University of Copenhagen: Misguided sense of balance exacerbates climate scepticism

CLIMATE Many of us may have inadvertently contributed to the growing climate scepticism of recent years, a widespread phenomenon fuelled by “system errors” built into journalism, social media and parliamentary debates. A new book illustrates the nature of the problem.
Debate on climate change on NBC’s Meet the Press – one for, one against
Debate on climate change on NBC’s Meet the Press – one for, one against
In the United States, more than 15% of the population believe that climate change does not exist or is not caused by human activity. The corresponding figure among climate researchers is under 1%. According to Assistant Professor Sune Auken of the University of Copenhagen, this gulf between researchers and the general public is due to an inherent problem of balance in climate debates, e.g. in the media and among politicians.

“For the format to function, television debates – and even important hearings on climate change in the United States Congress – require two parties. One for, one against. This is seen as part and parcel of the political and journalistic requirement for objectivity and balanced debate, according to which all parties must be heard. The format implies that it is as meaningful and legitimate to deny climate change as it is to believe in it,” says Auken, who is co-editor, along with independent consultant Christel Sunesen, of the new book Genre in the Climate Debate.

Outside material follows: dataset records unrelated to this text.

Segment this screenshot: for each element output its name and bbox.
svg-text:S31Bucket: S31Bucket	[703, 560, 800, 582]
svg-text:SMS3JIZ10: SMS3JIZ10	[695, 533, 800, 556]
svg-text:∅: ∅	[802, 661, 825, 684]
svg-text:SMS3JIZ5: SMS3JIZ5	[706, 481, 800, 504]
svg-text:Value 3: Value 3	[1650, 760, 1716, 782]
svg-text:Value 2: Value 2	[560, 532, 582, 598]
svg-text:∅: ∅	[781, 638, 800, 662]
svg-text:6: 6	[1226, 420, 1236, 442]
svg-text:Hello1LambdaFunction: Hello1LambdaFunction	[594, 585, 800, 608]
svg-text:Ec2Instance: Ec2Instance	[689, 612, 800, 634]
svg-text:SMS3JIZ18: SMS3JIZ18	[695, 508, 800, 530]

“99 out of 100 climate scientists around the world are in complete agreement that climate change is real and caused by human activity. In 99% of cases, therefore, objective and fair journalism ought to discuss climate issues based on the premise that they exist and seek to agree on solutions to them,” says Auken.

Towards a new climate understanding
The new book contains wide-ranging analyses of how the climate is addressed in a number of different “genres”, including political hearings, newspaper cartoons, topical satire and Twitter debates. The book represents a milestone in genre research, which since the 1980s has become more and more fully developed as a discipline for cultural analysis.

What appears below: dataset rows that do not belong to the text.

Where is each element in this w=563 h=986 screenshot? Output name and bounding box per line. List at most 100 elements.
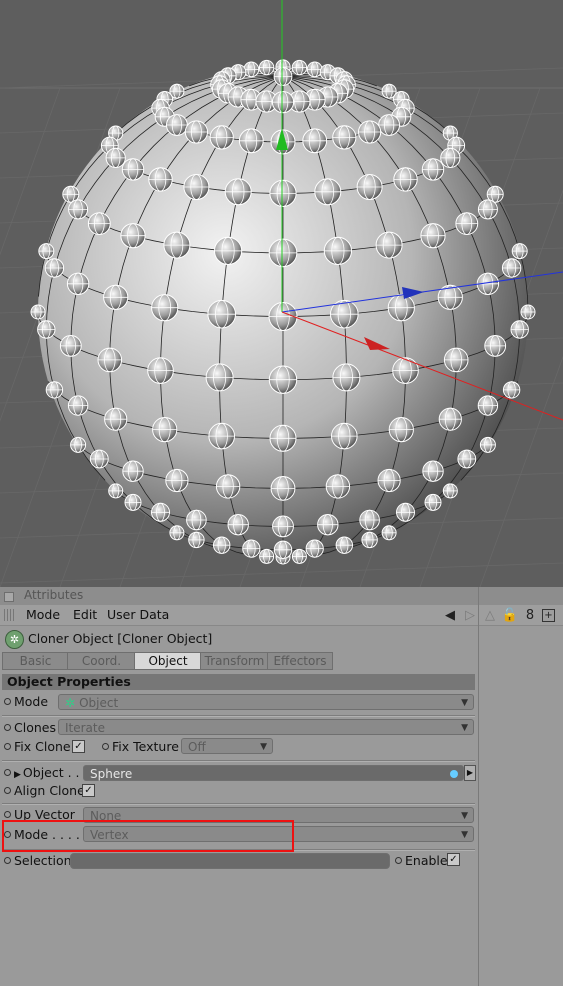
clone-ball xyxy=(291,59,308,76)
up-arrow-icon[interactable]: △ xyxy=(482,607,498,623)
clone-ball xyxy=(151,294,179,322)
clone-ball xyxy=(270,476,296,501)
mode-label: Mode xyxy=(4,694,48,709)
clone-ball xyxy=(392,357,419,384)
cloner-sphere-scene[interactable] xyxy=(0,0,563,587)
clone-ball xyxy=(273,540,293,559)
animate-dot-icon[interactable] xyxy=(4,857,11,864)
clone-ball xyxy=(59,335,82,357)
clone-ball xyxy=(323,236,352,265)
clone-ball xyxy=(147,357,174,384)
tab-object[interactable]: Object xyxy=(134,652,202,670)
clone-ball xyxy=(455,212,479,236)
menu-mode[interactable]: Mode xyxy=(26,607,60,622)
clone-ball xyxy=(314,178,342,206)
tab-transform[interactable]: Transform xyxy=(200,652,269,670)
clone-ball xyxy=(305,539,324,558)
panel-square-icon[interactable] xyxy=(4,592,14,602)
clone-ball xyxy=(68,199,89,220)
lock-icon[interactable]: 🔓 xyxy=(502,607,518,623)
tab-effectors[interactable]: Effectors xyxy=(267,652,333,670)
clone-ball xyxy=(108,483,124,499)
clone-ball xyxy=(183,174,210,200)
clone-ball xyxy=(268,365,298,394)
enable-checkbox[interactable]: ✓ xyxy=(447,853,460,866)
clone-ball xyxy=(479,436,496,453)
selection-label: Selection xyxy=(4,853,72,868)
tab-coord[interactable]: Coord. xyxy=(67,652,136,670)
animate-dot-icon[interactable] xyxy=(4,743,11,750)
clone-ball xyxy=(165,468,189,493)
clone-ball xyxy=(501,258,522,278)
fix-texture-select[interactable]: Off ▼ xyxy=(181,738,273,754)
clone-ball xyxy=(70,436,87,453)
clone-ball xyxy=(224,178,252,206)
clone-ball xyxy=(393,167,418,192)
clone-ball xyxy=(421,158,445,181)
animate-dot-icon[interactable] xyxy=(4,769,11,776)
clone-ball xyxy=(388,417,414,443)
fix-texture-label: Fix Texture xyxy=(102,739,179,754)
clone-ball xyxy=(332,363,361,392)
clone-ball xyxy=(424,493,442,511)
clones-select[interactable]: Iterate ▼ xyxy=(58,719,474,735)
new-panel-icon[interactable]: + xyxy=(542,608,555,622)
animate-dot-icon[interactable] xyxy=(102,743,109,750)
clone-ball xyxy=(317,514,339,536)
back-arrow-icon[interactable]: ◀ xyxy=(442,607,458,623)
highlight-box xyxy=(2,820,294,852)
mode-select[interactable]: ✲ Object ▼ xyxy=(58,694,474,710)
animate-dot-icon[interactable] xyxy=(4,724,11,731)
grip-icon[interactable] xyxy=(4,609,16,621)
clone-ball xyxy=(269,424,297,452)
link-arrow-button[interactable]: ▶ xyxy=(464,765,476,781)
cloner-small-icon: ✲ xyxy=(65,696,76,710)
animate-dot-icon[interactable] xyxy=(4,811,11,818)
clone-ball xyxy=(97,347,123,373)
clone-ball xyxy=(209,125,234,150)
section-header: Object Properties xyxy=(2,674,475,690)
clones-label: Clones xyxy=(4,720,56,735)
clone-ball xyxy=(269,179,297,207)
clone-ball xyxy=(242,539,261,558)
clone-ball xyxy=(443,347,469,373)
clone-ball xyxy=(268,238,298,268)
fix-clone-checkbox[interactable]: ✓ xyxy=(72,740,85,753)
clone-ball xyxy=(215,474,241,499)
menu-edit[interactable]: Edit xyxy=(73,607,97,622)
clone-ball xyxy=(356,174,383,200)
clone-ball xyxy=(243,61,260,78)
animate-dot-icon[interactable] xyxy=(4,787,11,794)
object-link-field[interactable]: Sphere xyxy=(83,765,464,781)
clone-ball xyxy=(477,199,498,220)
clone-ball xyxy=(208,422,235,450)
cloner-icon: ✲ xyxy=(5,630,24,649)
clone-ball xyxy=(207,299,236,329)
animate-dot-icon[interactable] xyxy=(395,857,402,864)
clone-ball xyxy=(520,304,536,320)
clone-ball xyxy=(484,335,507,357)
clone-ball xyxy=(121,158,145,181)
link-icon[interactable]: 8 xyxy=(522,607,538,623)
animate-dot-icon[interactable] xyxy=(4,698,11,705)
3d-viewport[interactable] xyxy=(0,0,563,587)
align-clone-checkbox[interactable]: ✓ xyxy=(82,784,95,797)
clone-ball xyxy=(510,320,529,339)
clone-ball xyxy=(302,128,328,154)
clone-ball xyxy=(227,514,249,536)
clone-ball xyxy=(331,422,358,450)
tab-basic[interactable]: Basic xyxy=(2,652,69,670)
menu-user-data[interactable]: User Data xyxy=(107,607,169,622)
clone-ball xyxy=(213,536,231,554)
clone-ball xyxy=(511,243,528,260)
clone-ball xyxy=(420,223,446,249)
clone-ball xyxy=(272,515,294,538)
expand-arrow-icon[interactable]: ▶ xyxy=(14,770,21,780)
clone-ball xyxy=(332,125,357,150)
enable-label: Enable xyxy=(395,853,448,868)
forward-arrow-icon[interactable]: ▷ xyxy=(462,607,478,623)
clone-ball xyxy=(477,395,499,416)
clone-ball xyxy=(291,548,307,564)
selection-field[interactable] xyxy=(70,853,390,869)
panel-title: Attributes xyxy=(24,588,84,602)
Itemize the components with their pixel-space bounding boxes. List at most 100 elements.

“Genres can be used to understand people’s thoughts and actions. Be it ‘political consultation’, ‘newspaper article’ or ‘Facebook post’, genres structure our understanding and communication. We believe that continued climate scepticism is linked to imbalances in the genres that debate the issue. It is a serious issue because the ongoing scepticism legitimises politicians and businesses sitting on their hands and is one of the reasons why the green transition is lagging behind. Greater awareness of the problem would help change the genres so that they reflect a more accurate picture of the facts,” says Sune Auken.